Aller au contenu

Page:Fiel - Marane la passionnée, 1938.pdf/89

La bibliothèque libre.
Le texte de cette page a été corrigé et est conforme au fac-similé.
89
marane la passionnée

Il y eut quelques instants de silence durant lesquels je réprimai ma rage. J’aurais voulu battre cet homme abominable. Mais comme je tenais à entendre la suite de cet entretien, je me dominai de mon mieux.

J’étais convaincue que mon frère était sauvé de ce vice affreux. Maman et moi l’avions supplié de ne pas revenir au manoir tant que Chanteux ne s’en absenterait pas, et il avait obéi à ce désir.

Maman reprit faiblement, si faiblement que je ne l’entendis qu’avec peine :

— Si Évariste devient vraiment un incapable, j’espère que ma fille trouvera un mari qui nous secondera.

Mlle Marane ! Qui voulez-vous qu’elle épouse, Madame ? Sa dot sera mince et sa réputation est assez mal en point.

— Mon Dieu ! murmura ma mère.

Mlle de Caye a usé de trop de liberté. Elle court les chemins, vous le savez, elle fraternise trop avec les ouvriers agricoles, ce qui n’est pas de bon goût.

— Elle n’est pas familière ! s’écria maman pour ma défense.

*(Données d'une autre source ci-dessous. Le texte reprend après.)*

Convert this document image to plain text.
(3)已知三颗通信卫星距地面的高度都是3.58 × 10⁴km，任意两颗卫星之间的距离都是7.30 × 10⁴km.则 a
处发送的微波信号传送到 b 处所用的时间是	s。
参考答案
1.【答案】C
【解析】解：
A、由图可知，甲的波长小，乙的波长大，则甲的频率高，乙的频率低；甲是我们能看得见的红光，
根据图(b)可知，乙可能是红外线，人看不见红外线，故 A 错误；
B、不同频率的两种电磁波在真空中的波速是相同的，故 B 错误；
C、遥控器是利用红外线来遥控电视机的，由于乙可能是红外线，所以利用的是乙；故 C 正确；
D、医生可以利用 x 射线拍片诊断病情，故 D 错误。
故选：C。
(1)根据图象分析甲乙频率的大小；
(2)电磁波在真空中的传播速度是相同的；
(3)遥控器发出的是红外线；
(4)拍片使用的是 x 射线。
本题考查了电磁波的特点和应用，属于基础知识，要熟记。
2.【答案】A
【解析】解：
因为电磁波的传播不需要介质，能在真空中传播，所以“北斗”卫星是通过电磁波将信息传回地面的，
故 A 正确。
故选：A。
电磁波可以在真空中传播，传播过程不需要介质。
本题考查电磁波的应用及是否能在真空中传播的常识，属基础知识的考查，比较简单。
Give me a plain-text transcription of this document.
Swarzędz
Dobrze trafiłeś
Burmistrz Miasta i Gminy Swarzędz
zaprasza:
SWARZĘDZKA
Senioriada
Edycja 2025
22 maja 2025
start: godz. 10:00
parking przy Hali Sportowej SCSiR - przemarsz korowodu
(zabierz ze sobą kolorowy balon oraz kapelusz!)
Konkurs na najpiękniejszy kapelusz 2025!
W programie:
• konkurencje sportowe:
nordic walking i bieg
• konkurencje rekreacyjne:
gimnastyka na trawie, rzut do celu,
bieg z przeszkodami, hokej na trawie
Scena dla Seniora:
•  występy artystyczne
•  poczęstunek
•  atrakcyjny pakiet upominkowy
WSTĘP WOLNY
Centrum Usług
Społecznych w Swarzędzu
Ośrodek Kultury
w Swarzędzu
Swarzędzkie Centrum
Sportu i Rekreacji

Chanteux continua, dédaigneux :

— Quel est le châtelain de bon renom qui voudra se charger d’une jeune fille aussi indisciplinée, qui promet de devenir une jeune femme des plus indépendantes ? La mère de Jean-Marie, une de vos fermières dévouées, m’a mis au courant de la familiarité qui existait entre Mademoiselle et son fils. Vous l’ignoriez sans doute ? Ah ! le nom que porte Mlle de Caye ne l’arrête pas !

— Taisez-vous ! cria maman comme une lionne. Ma fille a giflé ce jeune garçon qui s’était permis d’être familier.

— Et vous trouvez, Madame, que ce n’est pas une grande faute d’avoir joué du cœur neuf d’un charretier ?

— Ah ! protesta ma mère d’une voix défaillante, la haute pureté de cette enfant n’a pas été comprise ; elle a voulu élever jusqu’à elle ce petit paysan et elle a été trahie.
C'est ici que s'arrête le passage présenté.